Several years ago, shortly before I moved to Hawaii, I can remember being in the Starbucks on Hall Road having a discussion with my Mother over coffee and a crossword. (I have many fond memories of that Starbucks.) She used the phrase "if you go back to school" and I was deeply offended. You see, it was never a question for me. Of course I was going to go back to grad school, it was just a matter of when I would be able to afford it.
And then life happened.
Here I am, so many years later and thousands of miles away still wrestling with the same dilemma. I still want it. And while, on a daily basis, I doubt if that's in the cards for me, I still believe that's what I'm meant to be doing. I've made this so entirely clear to Mike that I now realize that once the moment where a Master's degree is a possibility for me presents itself I may have no idea what I want to do.

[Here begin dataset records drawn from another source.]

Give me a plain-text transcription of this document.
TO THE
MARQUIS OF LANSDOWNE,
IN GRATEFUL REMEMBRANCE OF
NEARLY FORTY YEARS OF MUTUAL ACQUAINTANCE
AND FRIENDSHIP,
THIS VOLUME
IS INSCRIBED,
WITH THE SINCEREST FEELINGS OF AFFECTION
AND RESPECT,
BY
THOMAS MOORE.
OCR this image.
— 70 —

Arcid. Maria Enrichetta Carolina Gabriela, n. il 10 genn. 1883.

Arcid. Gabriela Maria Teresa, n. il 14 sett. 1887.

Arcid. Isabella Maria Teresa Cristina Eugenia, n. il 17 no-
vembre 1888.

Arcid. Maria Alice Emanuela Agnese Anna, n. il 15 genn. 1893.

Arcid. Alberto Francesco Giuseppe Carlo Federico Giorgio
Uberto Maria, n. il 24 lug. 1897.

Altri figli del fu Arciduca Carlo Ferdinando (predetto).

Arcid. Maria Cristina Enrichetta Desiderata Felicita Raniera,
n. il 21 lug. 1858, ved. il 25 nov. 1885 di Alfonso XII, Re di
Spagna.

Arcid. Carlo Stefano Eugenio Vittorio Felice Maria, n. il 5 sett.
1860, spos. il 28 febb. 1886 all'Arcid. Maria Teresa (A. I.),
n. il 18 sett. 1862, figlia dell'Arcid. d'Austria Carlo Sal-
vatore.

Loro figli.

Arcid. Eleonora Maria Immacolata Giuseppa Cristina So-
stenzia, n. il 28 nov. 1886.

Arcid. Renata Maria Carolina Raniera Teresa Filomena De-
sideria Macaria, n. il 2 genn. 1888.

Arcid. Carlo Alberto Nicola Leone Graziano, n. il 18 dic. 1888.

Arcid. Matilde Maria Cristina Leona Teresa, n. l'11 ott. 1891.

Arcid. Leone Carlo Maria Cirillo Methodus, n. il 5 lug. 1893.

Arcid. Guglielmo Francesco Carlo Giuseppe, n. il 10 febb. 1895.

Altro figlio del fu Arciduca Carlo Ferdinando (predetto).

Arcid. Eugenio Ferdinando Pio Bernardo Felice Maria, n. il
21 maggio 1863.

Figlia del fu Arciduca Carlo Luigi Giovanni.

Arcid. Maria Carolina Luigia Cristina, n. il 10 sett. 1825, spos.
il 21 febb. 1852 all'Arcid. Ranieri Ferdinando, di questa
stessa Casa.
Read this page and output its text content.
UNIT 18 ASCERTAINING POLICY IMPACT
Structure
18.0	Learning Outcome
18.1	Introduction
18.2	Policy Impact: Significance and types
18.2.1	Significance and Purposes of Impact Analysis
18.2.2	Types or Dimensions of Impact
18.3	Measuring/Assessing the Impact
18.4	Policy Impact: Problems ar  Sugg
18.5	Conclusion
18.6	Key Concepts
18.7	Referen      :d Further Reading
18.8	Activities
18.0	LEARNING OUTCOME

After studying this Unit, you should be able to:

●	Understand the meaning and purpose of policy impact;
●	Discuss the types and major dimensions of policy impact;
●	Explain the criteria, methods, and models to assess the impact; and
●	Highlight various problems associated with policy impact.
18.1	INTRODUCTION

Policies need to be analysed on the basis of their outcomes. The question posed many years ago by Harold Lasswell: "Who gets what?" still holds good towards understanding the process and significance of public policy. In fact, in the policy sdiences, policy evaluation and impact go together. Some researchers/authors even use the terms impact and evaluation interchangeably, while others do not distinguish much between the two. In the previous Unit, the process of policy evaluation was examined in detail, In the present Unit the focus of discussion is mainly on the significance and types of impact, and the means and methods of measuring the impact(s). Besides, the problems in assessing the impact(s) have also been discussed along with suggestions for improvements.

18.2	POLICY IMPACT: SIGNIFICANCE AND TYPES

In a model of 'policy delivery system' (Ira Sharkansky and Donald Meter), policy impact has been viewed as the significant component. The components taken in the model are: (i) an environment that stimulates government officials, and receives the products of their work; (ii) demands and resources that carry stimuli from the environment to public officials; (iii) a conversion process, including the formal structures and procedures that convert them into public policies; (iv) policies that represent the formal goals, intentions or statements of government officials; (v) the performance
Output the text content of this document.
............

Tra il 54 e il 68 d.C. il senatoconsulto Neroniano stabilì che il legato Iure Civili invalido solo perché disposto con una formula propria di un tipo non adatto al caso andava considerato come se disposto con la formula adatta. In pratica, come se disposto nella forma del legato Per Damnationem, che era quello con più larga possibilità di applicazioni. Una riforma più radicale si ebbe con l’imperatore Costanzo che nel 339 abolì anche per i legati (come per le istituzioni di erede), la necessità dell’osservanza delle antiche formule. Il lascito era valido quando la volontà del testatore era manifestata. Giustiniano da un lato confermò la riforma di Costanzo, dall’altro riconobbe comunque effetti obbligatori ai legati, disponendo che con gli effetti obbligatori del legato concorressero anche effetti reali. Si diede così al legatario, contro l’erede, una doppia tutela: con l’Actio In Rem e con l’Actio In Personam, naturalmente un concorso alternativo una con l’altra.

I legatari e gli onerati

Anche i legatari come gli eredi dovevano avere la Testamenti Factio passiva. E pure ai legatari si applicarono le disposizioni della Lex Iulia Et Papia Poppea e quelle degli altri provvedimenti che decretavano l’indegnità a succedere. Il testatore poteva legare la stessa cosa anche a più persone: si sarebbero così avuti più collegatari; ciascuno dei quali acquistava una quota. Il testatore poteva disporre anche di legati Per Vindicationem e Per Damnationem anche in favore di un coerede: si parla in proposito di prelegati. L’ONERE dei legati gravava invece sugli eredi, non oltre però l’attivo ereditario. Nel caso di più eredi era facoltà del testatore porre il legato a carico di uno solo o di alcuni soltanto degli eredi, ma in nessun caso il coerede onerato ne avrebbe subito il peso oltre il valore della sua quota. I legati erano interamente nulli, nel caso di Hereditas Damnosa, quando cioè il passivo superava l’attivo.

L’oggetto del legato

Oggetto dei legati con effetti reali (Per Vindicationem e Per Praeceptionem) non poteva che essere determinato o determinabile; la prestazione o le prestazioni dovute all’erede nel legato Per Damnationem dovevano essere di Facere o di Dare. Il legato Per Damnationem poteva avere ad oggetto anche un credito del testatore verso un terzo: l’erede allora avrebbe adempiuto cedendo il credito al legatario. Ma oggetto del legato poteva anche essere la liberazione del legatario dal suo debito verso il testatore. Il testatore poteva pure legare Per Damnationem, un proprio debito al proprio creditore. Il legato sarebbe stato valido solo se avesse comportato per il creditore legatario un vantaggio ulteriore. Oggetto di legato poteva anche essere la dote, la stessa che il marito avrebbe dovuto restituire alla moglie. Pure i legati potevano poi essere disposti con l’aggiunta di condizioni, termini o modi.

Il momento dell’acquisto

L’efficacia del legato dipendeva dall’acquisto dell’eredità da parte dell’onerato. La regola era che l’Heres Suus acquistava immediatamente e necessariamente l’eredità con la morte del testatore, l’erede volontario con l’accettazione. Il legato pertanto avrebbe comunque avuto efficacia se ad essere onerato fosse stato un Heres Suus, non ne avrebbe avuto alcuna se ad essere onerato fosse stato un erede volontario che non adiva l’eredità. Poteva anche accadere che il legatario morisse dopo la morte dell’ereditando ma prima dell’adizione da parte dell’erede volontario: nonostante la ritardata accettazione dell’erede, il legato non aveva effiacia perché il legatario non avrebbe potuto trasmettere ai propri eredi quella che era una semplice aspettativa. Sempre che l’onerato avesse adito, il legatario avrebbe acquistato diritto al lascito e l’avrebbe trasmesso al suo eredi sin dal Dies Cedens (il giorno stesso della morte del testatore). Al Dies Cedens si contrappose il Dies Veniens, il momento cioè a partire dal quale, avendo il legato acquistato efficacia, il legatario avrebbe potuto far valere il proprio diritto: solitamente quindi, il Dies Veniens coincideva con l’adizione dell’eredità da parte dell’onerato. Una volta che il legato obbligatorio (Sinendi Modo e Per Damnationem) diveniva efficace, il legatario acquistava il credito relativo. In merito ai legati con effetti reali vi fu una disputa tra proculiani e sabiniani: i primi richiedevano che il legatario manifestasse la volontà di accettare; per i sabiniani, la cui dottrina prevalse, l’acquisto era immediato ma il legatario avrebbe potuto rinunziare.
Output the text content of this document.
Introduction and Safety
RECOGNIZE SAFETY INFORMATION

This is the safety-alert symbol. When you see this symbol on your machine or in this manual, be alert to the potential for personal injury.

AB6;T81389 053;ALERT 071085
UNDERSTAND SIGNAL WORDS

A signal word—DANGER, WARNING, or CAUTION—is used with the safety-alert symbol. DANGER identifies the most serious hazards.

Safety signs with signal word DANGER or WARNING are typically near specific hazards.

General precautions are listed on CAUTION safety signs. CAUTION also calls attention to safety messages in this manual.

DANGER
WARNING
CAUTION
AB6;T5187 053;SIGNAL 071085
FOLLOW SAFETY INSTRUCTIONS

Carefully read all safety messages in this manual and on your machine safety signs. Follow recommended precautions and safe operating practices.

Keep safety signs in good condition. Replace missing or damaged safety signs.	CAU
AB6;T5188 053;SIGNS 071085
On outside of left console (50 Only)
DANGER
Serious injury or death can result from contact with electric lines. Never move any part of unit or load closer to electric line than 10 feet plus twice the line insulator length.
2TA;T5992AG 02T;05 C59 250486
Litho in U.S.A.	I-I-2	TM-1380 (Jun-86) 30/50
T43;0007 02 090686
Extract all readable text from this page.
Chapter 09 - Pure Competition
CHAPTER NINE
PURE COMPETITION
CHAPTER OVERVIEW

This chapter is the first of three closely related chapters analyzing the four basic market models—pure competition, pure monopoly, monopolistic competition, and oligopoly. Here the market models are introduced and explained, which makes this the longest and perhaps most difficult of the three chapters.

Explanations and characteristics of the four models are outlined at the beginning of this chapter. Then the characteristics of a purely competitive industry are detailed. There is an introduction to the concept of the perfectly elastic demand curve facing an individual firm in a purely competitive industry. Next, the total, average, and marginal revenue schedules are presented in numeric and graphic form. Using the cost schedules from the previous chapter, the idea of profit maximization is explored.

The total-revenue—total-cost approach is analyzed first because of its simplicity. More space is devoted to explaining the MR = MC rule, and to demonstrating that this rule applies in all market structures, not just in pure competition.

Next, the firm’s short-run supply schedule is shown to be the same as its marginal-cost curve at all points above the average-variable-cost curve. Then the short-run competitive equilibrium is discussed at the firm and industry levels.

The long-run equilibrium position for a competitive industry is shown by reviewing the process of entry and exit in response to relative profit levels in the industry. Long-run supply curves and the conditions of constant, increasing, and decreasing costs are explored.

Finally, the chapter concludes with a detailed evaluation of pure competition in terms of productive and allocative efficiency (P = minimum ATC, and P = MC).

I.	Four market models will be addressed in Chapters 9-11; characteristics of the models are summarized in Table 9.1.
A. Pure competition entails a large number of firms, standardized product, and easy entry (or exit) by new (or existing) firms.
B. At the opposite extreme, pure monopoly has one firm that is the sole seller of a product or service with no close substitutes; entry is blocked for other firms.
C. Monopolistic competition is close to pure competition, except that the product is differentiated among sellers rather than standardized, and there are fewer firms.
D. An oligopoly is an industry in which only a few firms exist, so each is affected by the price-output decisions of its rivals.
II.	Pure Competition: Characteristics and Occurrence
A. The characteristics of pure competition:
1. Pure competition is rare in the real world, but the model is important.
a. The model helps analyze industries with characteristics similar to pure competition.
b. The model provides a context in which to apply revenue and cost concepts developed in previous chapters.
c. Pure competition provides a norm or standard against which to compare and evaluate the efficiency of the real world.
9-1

It's never as easy as it being about what I want to do. And there's a certain amount of fear involved. I'm self aware enough to know that. I've already spent how many tens of thousands of dollars on a degree, and a good degree at that, and how many thousands more in student loans that I'm still paying off...and for what? What if I choose the wrong program and find myself in the same situation?
I've been told by multiple sources that a graduate degree does the opposite of what your bachelor's does, meaning it opens more doors and therefore jobs for you rather than limiting you. But how do I know? How do I know what fields will be hiring? What careers pay well? And, more importantly, what job will fulfill me professionally?